Effects of Therapist Behavior on the Treatment of Depressed Adolescents
Recruitment status was Active, not recruiting
The purpose of this study is to identify and evaluate therapist behaviors that affect how well and how long adolescent patients stay in treatment for depression.
Behavioral: Cognitive Behavioral Therapy
|Study Design:||Allocation: Non-Randomized
Endpoint Classification: Efficacy Study
Intervention Model: Single Group Assignment
Masking: Open Label
Primary Purpose: Treatment
|Official Title:||Engagement and Alliance in CBT for Depressed Adolescents|
|Study Start Date:||February 2003|
|Estimated Study Completion Date:||June 2005|
Early patient drop out, sporadic attendance, and minimal participation have hindered the development and administration of effective treatments for adolescent depression.

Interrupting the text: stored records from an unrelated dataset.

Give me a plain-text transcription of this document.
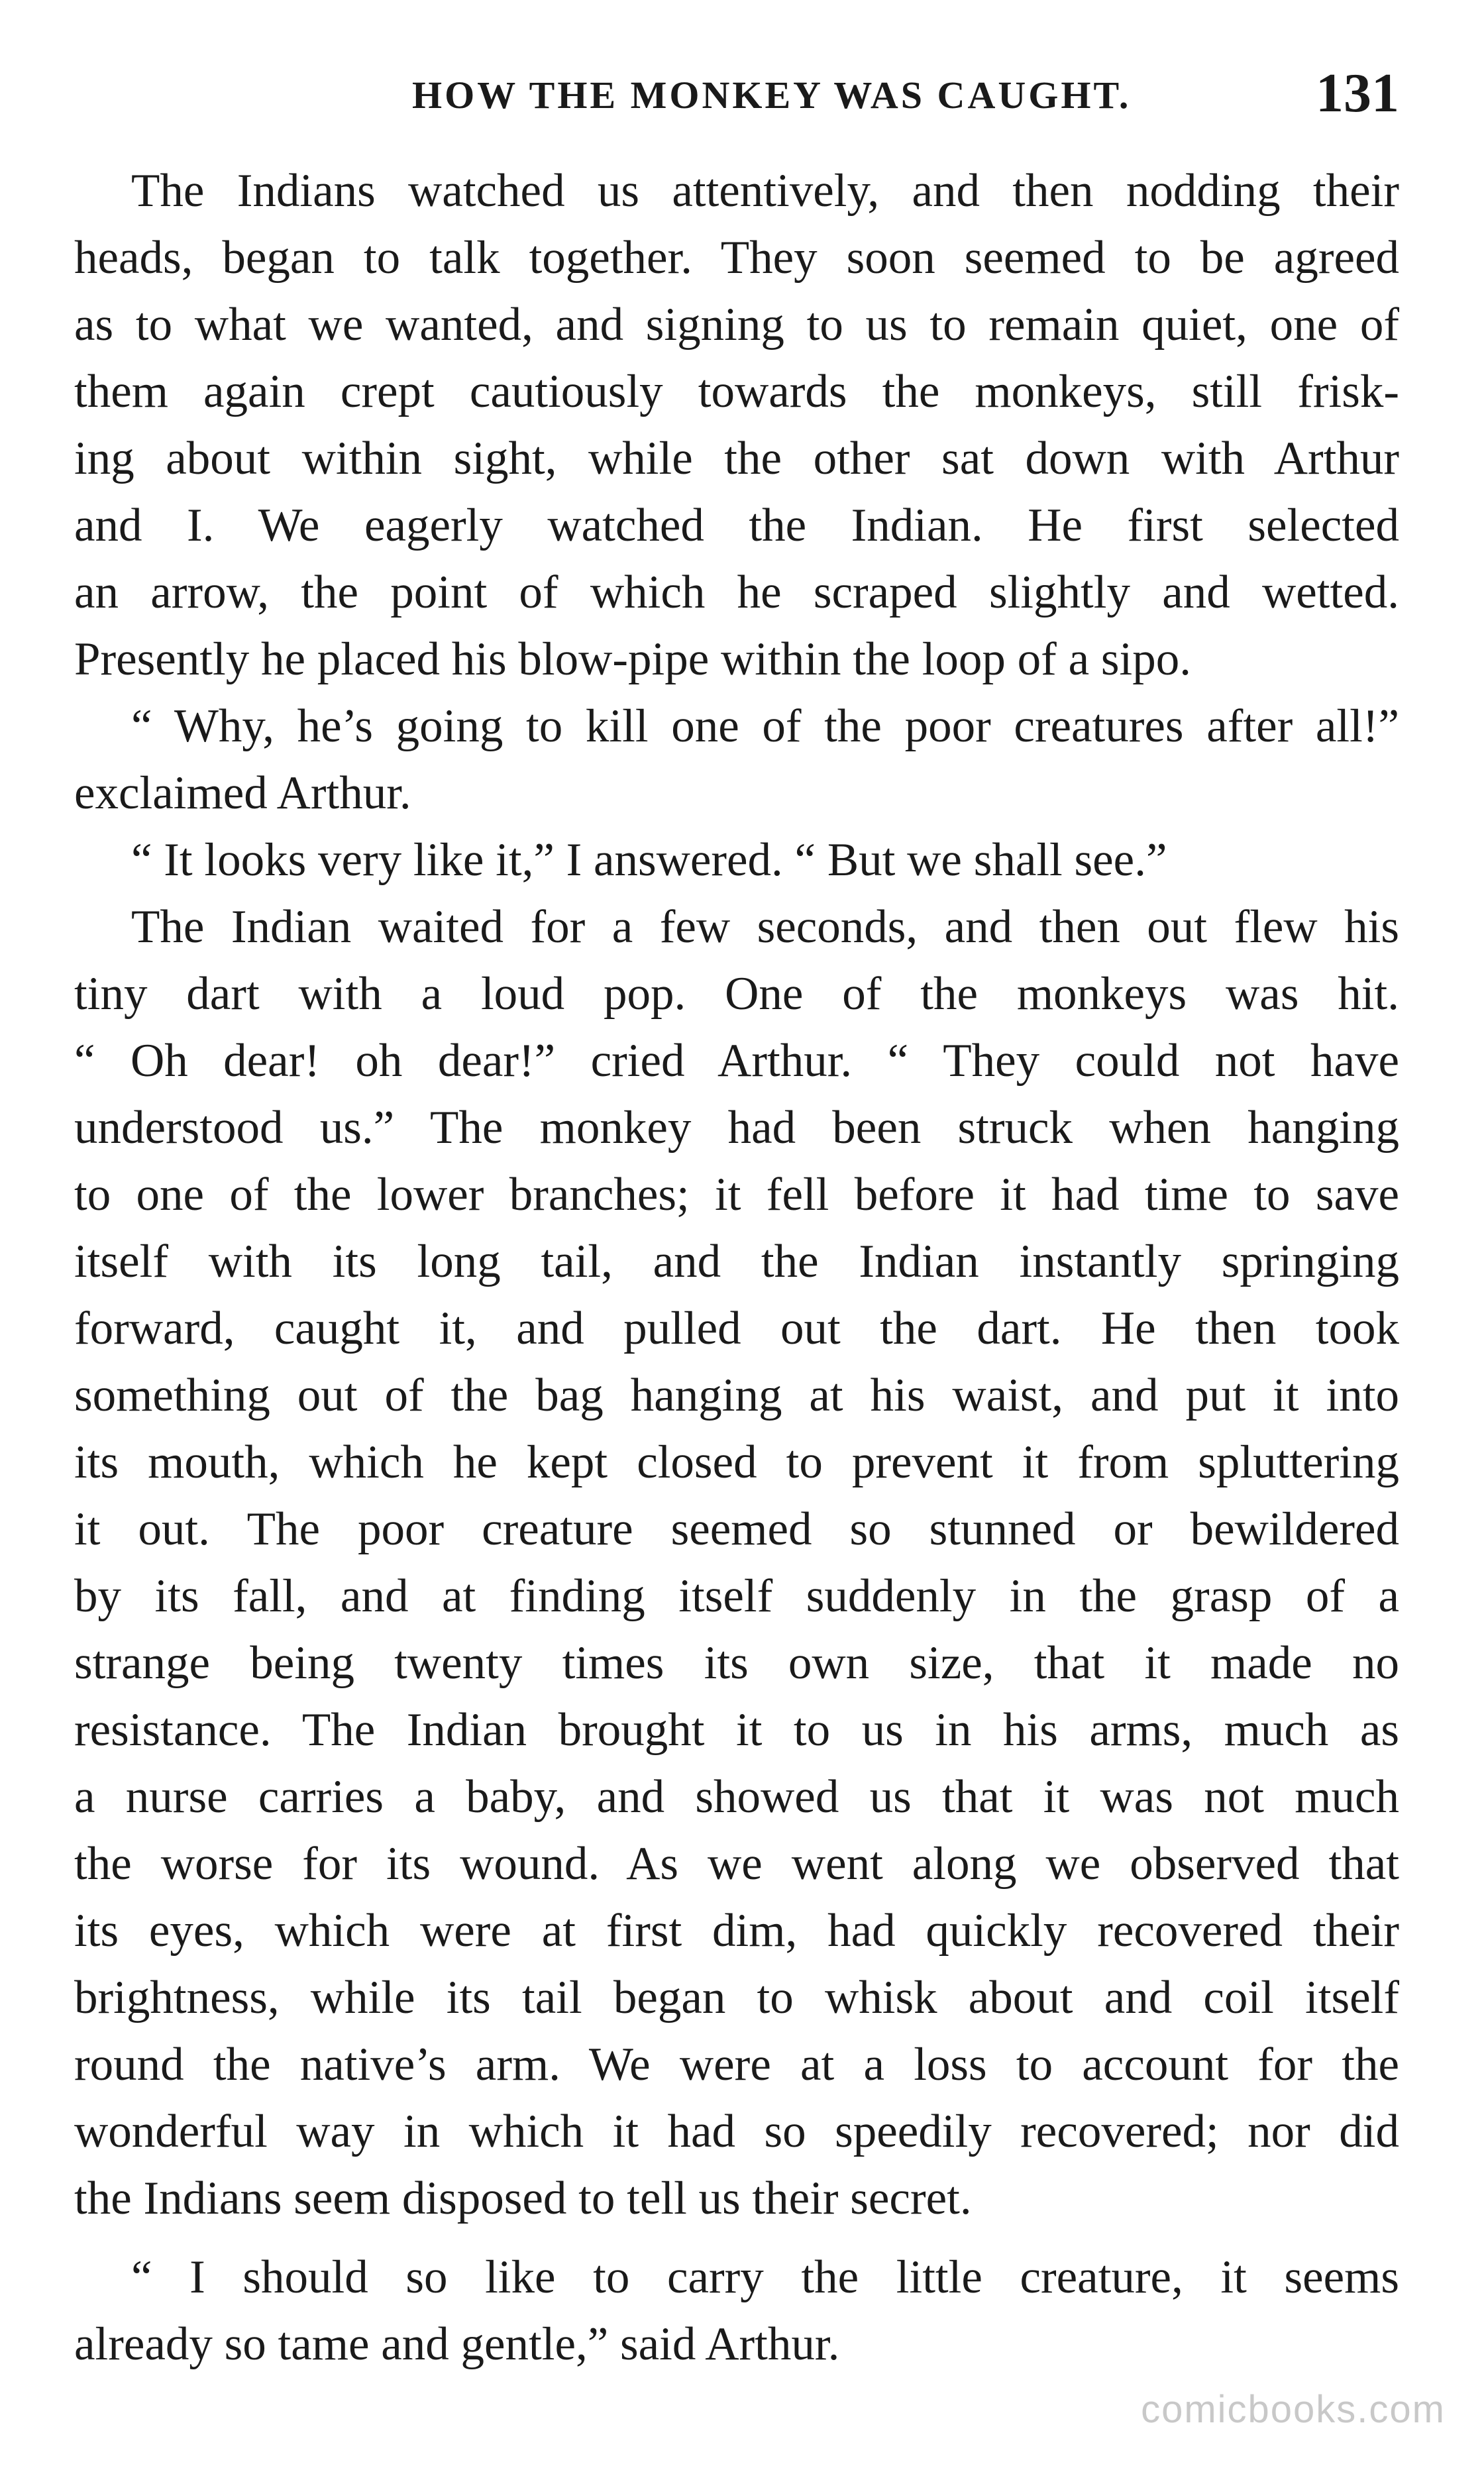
HOW THE MONKEY WAS CAUGHT.	131
The Indians watched us attentively, and then nodding their
heads, began to talk together. They soon seemed to be agreed
as to what we wanted, and signing to us to remain quiet, one of
them again crept cautiously towards the monkeys, still frisk-
ing about within sight, while the other sat down with Arthur
and I. We eagerly watched the Indian. He first selected
an arrow, the point of which he scraped slightly and wetted.
Presently he placed his blow-pipe within the loop of a sipo.
“ Why, he’s going to kill one of the poor creatures after all!”
exclaimed Arthur.
“ It looks very like it,” I answered. “ But we shall see.”
The Indian waited for a few seconds, and then out flew his
tiny dart with a loud pop. One of the monkeys was hit.
“ Oh dear! oh dear!” cried Arthur. “ They could not have
understood us.” The monkey had been struck when hanging
to one of the lower branches; it fell before it had time to save
itself with its long tail, and the Indian instantly springing
forward, caught it, and pulled out the dart. He then took
something out of the bag hanging at his waist, and put it into
its mouth, which he kept closed to prevent it from spluttering
it out. The poor creature seemed so stunned or bewildered
by its fall, and at finding itself suddenly in the grasp of a
strange being twenty times its own size, that it made no
resistance. The Indian brought it to us in his arms, much as
a nurse carries a baby, and showed us that it was not much
the worse for its wound. As we went along we observed that
its eyes, which were at first dim, had quickly recovered their
brightness, while its tail began to whisk about and coil itself
round the native’s arm. We were at a loss to account for the
wonderful way in which it had so speedily recovered; nor did
the Indians seem disposed to tell us their secret.
“ I should so like to carry the little creature, it seems
already so tame and gentle,” said Arthur.
comicbooks.com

Adolescents who do not receive adequate exposure to active treatment are unlikely to benefit from experimentally supported treatments. Certain therapist behaviors may influence the attendance, drop-out, and overall participation of adolescents with depression. This study will evaluate the effect of engagement interventions and alliance on attendance, participation, completion, and outcome in depressed adolescents.
Participants in this study will have 12 weekly sessions of cognitive behavioral therapy (CBT) at a school-based health clinic. Audio recordings from the completed CBT sessions will be replayed and evaluated to identify therapist engagement interventions, therapy alliance, and treatment participation.